I wake up and sense that I'm alive, morning comes. My head is blank; nothing to do, nothing to think. I'm not about to stay in bed smoking with no ideas in my head. Suddenly, I'm overcome with extremely good intentions unrelated to anything in particular: I shower, comb my hair, heat up water. I wake up and my good intentions surge. It's a day in March and the sunlight shines evenly, the little birds toil, they flit from here to there. I am going to work, too. I know what I'll do: I'm going to guide the ivy, but not with an ordinary string, I'll tie it with vegetable string. There it is, secure against the wall. I remove the dead leaves from the ivy and everything else in sight. You could say that I have a dead leaf-removing fit, but the expression isn't right because it's a calm fit; still, I wouldn't dare stop until I've removed the last ant and the last ailing leaf. I stack all those small flowerpots; they'll go to other homes, maybe with other plants. A plane flies by high overhead and suddenly I'm filled with such joy and peace by performing this task that I do it even more slowly, so as not to finish. I'd like someone to come find me like this, in the morning. But everyone is absorbed in other, different jobs—perhaps they're suffering or complaining or coming down with the flu—it doesn't matter, it'll pass and at some point they'll experience some sort of happiness like I'm feeling now. I feel so humbled and so kind at the same time that I could thank someone, although I don't know who. I look over my garden and I'm hungry, I deserve a peach. I turn on the radio and hear them talking about the troy ounce. I don't know what it is, nor do I care. Giddy up, beautiful life.

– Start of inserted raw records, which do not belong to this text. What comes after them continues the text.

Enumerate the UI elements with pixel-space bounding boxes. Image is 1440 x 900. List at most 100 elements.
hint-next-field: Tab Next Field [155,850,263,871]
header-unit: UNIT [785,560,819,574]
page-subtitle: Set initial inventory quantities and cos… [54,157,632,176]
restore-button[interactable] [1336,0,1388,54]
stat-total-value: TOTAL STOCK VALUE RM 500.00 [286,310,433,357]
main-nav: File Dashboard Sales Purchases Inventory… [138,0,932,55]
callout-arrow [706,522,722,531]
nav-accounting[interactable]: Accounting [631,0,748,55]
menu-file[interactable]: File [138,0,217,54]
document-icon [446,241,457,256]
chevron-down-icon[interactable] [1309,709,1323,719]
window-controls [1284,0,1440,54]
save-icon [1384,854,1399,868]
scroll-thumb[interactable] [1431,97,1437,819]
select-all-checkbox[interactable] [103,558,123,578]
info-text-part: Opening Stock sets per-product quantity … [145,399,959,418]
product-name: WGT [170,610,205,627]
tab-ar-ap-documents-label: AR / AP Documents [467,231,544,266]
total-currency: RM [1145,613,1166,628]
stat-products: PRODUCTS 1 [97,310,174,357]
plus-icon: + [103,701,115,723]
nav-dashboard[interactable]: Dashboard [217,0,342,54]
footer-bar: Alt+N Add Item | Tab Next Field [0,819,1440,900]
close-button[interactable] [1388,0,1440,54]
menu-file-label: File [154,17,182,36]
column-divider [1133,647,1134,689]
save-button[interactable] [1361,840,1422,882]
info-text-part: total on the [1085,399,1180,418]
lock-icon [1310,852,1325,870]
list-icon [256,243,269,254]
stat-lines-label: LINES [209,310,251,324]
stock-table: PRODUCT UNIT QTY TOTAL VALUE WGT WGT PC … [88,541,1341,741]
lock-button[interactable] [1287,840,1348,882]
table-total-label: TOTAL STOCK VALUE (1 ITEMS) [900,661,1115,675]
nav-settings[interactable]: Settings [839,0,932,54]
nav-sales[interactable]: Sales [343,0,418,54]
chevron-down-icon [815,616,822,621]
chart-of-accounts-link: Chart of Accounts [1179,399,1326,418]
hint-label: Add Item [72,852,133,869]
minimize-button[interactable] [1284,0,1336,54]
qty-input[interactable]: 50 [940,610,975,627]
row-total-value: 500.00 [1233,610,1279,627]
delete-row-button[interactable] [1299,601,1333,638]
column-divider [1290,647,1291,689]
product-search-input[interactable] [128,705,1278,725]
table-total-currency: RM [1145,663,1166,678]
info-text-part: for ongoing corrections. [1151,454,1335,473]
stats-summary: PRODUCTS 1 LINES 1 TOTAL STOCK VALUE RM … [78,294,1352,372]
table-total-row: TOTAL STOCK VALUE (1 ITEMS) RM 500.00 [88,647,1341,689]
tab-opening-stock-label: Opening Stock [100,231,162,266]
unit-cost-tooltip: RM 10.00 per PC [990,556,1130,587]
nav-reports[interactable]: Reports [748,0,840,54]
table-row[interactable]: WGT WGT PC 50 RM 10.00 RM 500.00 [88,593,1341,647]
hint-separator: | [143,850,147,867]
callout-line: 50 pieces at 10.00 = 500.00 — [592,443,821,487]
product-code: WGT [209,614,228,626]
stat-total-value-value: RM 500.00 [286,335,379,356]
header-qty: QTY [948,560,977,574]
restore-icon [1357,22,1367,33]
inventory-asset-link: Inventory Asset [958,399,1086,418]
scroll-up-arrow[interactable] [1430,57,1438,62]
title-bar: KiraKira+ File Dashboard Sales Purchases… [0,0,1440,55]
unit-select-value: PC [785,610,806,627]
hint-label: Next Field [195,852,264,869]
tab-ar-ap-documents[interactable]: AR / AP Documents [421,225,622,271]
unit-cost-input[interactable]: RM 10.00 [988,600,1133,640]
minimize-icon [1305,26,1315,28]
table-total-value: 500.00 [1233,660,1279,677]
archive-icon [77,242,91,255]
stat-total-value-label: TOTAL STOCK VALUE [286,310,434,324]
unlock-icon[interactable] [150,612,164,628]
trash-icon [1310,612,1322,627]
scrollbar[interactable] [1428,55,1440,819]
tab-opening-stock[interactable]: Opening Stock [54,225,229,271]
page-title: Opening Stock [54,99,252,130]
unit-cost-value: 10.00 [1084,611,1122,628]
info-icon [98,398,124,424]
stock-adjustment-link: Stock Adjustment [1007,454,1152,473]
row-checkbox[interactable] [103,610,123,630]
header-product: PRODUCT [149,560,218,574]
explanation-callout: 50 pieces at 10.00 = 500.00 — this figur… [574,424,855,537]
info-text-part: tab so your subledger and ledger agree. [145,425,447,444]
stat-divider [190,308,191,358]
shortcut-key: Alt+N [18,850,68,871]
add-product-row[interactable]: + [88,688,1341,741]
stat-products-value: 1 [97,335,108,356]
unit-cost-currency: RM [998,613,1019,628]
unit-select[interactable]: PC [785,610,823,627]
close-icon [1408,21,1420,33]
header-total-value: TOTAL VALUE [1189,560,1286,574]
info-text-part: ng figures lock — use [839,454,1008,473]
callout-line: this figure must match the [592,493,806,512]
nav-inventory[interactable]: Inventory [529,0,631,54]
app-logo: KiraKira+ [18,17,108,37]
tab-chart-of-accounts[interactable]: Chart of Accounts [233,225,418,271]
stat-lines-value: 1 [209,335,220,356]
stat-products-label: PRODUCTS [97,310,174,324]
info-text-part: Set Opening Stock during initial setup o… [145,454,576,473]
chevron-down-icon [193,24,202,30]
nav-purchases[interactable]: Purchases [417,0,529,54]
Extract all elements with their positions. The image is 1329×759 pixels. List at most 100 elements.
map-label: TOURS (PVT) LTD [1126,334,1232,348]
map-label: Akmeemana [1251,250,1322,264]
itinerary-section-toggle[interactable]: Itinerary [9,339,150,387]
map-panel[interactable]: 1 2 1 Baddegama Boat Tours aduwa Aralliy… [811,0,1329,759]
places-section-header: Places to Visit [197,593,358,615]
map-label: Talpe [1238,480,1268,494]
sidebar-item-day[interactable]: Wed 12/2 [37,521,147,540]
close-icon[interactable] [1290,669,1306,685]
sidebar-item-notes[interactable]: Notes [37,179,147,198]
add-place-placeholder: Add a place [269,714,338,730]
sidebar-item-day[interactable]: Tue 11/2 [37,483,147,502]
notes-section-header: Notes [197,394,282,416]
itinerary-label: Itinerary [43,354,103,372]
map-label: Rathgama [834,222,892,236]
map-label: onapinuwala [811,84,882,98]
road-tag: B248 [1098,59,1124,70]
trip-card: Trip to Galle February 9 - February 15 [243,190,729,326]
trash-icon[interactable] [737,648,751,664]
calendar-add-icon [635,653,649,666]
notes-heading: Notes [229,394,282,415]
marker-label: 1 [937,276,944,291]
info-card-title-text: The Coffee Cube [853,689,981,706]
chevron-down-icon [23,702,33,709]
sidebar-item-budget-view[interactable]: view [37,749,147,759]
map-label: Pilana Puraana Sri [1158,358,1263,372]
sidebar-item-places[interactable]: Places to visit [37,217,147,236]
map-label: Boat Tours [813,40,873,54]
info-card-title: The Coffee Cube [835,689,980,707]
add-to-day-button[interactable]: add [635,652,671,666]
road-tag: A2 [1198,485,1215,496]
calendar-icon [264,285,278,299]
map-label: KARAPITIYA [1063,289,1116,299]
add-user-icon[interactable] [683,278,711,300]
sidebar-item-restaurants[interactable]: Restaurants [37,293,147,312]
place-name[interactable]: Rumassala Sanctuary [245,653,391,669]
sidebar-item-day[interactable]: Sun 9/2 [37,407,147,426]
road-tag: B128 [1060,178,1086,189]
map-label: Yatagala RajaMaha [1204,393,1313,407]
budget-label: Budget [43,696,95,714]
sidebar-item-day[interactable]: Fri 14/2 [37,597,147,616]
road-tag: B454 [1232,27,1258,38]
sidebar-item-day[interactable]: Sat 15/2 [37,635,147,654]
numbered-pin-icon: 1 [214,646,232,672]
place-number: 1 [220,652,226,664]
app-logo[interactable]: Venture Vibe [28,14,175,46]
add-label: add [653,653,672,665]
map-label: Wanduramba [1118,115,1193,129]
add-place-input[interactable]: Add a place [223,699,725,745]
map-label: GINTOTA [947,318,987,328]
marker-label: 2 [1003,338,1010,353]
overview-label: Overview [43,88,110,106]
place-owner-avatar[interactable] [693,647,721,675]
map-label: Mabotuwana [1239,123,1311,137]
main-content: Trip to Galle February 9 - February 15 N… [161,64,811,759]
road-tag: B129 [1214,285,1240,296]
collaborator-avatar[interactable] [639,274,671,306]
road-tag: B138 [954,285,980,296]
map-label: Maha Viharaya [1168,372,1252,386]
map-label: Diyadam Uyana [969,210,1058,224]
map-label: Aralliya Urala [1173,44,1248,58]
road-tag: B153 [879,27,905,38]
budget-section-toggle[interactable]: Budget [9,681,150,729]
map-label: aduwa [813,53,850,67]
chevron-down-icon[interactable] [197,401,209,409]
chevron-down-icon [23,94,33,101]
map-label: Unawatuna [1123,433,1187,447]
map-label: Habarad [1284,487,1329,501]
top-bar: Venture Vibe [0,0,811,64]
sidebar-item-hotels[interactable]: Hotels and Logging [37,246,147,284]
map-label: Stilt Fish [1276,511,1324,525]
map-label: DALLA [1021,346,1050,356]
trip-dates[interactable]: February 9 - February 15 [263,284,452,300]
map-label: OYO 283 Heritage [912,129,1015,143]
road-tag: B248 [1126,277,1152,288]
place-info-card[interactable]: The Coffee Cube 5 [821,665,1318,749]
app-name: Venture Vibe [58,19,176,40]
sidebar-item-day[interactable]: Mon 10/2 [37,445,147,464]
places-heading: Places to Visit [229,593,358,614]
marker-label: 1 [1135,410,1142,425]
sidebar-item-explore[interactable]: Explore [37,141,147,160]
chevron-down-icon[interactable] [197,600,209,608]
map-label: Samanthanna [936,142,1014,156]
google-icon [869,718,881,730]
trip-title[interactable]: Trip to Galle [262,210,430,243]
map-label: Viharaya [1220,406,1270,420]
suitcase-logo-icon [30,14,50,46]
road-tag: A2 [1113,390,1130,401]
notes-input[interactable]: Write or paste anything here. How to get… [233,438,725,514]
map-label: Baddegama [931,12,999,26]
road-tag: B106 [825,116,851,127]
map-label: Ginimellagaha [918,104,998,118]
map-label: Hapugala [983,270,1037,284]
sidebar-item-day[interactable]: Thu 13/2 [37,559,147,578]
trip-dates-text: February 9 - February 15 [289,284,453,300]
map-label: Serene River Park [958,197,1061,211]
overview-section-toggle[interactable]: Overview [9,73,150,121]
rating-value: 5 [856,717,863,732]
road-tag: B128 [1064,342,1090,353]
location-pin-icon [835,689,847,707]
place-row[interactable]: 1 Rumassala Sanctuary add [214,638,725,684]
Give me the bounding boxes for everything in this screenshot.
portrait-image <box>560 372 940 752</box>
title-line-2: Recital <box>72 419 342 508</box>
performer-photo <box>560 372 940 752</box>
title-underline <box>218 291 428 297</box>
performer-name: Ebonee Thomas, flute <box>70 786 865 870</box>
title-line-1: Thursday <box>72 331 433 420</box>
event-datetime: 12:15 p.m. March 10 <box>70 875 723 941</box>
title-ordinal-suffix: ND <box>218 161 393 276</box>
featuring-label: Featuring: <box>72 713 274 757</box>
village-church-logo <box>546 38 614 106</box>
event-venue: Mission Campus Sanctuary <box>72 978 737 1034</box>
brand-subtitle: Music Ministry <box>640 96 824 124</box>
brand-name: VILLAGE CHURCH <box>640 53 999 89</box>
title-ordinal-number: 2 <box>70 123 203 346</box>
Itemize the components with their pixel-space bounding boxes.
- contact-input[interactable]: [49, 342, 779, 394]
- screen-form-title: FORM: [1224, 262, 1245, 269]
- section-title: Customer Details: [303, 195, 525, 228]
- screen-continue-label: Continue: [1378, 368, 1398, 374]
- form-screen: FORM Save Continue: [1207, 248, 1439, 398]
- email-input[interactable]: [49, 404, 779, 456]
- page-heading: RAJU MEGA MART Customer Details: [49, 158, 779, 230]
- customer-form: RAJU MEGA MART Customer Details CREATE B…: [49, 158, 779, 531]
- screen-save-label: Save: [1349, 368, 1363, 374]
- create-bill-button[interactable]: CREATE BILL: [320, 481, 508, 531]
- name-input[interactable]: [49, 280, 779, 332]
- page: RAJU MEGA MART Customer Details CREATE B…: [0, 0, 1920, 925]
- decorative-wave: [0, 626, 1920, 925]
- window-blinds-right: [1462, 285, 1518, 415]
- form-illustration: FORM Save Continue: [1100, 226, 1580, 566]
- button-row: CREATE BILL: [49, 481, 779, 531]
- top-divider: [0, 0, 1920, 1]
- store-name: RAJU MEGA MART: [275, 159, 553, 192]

translated from the Spanish by Maureen Shaughnessy



Read the original in Spanish

Read translator’s note

Hebe Uhart (b. 1936, Moreno) is one of Argentina's finest storytellers. Her collected works, Relatos Reunidos, were published by Alfaguara in 2010, winning an award at the 2011 Buenos Aires Book Fair. Her latest collection of travel essays, Visto y Oído, was published by Adriana Hidalgo in 2012. She lives in Buenos Aires.

Maureen Shaughnessy (b. 1979, Oregon) is an editor-at-large at Asymptote. She has translated stories by Hebe Uhart, Norah Lange, Margarita García Robayo and Luis Nuño. Her translations have been published by World Literature Today, Words Without Borders and Asymptote, and are forthcoming by The Antioch Review and InTranslation. She lives in Bariloche, Argentina.


'Guiding the Ivy' is one of Uhart's more complex stories. It starts with our narrator describing the personalities of her houseplants, a meditation on their qualities, but unravels into a stream of consciousness on her thoughts about growing older, becoming hardened by old age and losing the sense of awe bestowed upon us by youth.

She references the play Las de Barranco, written by Gregorio de Laferrère in 1908. It is a classic Argentine tragicomedy in which the mother, Doña María del Barranco, an overbearing widow, tries to marry off her three daughters to wealthy men staying at her boardinghouse. Doña María is an archetypical character in Rioplatense drama.

Rioplatense Spanish is spattered with vivid dialectical challenges for the translator, as it often makes use of words in Lunfardo, a slang from low-income neighborhoods in Buenos Aires originating at the end of the Nineteenth Century. Lunfardo and tango music are deeply entwined. This story includes the idiomatic phrases "to pick our battles wisely" and "not go around flogging dead horses". The literal translation of these phrases from Lunfardo is roughly, "don't waste gunpowder on a chimango", a bird of prey unfit for eating, and "don't overestimate the value of a whistle".

I personally fell in love with Uhart's work through the sense of humor in her stories: discrete and subtle, yet her characters say and think the strangest things, making them more believable and endearing. They are eccentric, childlike. Uhart pays attention to the way real people speak, setting aside what the characters say and focusing on how they say it, how they move when they walk or how they remain still. The result is always an intimate portrait of these peculiar beings.

Although 'Guiding the Ivy' delves into deep themes, the ending is upbeat. We are left with the beauty of engaging in a solitary activity such as spending time with one's houseplants.